Thüringen: Polnische GLS-Fahrer mussten im Lieferwagen schlafen

Lieferwagen von GLS
Sechs oder sieben Männer aus Polen, die für einen GLS-Transportpartner in Eisenach (Thüringen) gearbeitet haben, mussten tagelang in ihren Lieferwagen im Wald übernachten. Grund waren ausbleibende Lohnzahlungen und eine gekündigte Dienstwohnung durch den mutmaßlich Pleite gegangenen Firmeninhaber Maik Lohof. Er hatte sein Unternehmen laut Handelsregister erst am 05.03.2021 gegründet.
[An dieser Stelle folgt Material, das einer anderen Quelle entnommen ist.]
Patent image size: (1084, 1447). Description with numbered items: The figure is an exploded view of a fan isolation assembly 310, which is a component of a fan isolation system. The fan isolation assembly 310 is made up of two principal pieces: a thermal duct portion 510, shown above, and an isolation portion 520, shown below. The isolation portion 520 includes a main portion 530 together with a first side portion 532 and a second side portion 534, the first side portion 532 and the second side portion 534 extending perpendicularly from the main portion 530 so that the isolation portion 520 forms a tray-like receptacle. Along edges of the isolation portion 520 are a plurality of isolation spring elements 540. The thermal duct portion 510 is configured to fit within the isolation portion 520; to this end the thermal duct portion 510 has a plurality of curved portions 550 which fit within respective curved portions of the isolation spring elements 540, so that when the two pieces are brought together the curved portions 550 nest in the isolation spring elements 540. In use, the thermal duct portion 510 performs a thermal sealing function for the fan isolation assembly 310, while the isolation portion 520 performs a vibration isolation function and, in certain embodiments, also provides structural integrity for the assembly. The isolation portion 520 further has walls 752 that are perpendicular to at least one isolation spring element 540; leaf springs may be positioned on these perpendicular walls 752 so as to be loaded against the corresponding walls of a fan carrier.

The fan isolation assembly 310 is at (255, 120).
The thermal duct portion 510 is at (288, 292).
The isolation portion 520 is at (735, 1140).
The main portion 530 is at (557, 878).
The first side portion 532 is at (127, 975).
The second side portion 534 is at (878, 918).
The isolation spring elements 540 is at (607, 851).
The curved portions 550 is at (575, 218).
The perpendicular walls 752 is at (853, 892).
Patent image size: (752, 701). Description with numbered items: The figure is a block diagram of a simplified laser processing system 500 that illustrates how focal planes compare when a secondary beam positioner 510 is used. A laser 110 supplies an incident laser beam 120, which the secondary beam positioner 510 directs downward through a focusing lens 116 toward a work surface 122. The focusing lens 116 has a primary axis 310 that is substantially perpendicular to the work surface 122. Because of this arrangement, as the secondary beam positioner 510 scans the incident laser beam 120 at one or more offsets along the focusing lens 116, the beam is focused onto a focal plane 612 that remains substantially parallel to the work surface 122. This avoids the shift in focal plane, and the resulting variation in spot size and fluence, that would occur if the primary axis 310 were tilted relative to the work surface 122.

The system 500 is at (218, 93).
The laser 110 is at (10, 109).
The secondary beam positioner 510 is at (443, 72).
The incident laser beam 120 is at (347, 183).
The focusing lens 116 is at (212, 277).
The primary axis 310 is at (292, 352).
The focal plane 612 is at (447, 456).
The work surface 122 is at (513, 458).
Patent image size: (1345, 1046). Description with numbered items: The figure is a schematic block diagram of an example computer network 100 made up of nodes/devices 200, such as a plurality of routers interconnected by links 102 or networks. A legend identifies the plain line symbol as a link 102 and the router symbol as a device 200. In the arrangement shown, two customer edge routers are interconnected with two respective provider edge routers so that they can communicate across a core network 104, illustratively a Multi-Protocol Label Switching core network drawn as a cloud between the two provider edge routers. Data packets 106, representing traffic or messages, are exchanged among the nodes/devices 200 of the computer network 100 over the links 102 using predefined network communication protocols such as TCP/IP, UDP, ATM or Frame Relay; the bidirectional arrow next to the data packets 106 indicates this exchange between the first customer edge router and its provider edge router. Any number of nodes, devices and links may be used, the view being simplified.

Die Zusteller hatten als einziges Druckmittel gegen ihren Chef die Fahrzeugschlüssel. Die wollten sie ihm erst nach Zahlung des offenen Lohns aushändigen. Unternehmer Lohof rief daraufhin die Polizei, um mit deren Hilfe die Fahrzeugschlüssel von den Fahrern zu bekommen.

Die Polizei stellte bei einer Kontrolle der Arbeitsverträge fest, dass keiner der Fahrer bei der Sozialversicherung angemeldet war. Außerdem kündigten die Fahrer ihr Arbeitsverhältnis erst zu Ende Mai - bis dahin durften sie die Schlüssel rechtmäßig behalten.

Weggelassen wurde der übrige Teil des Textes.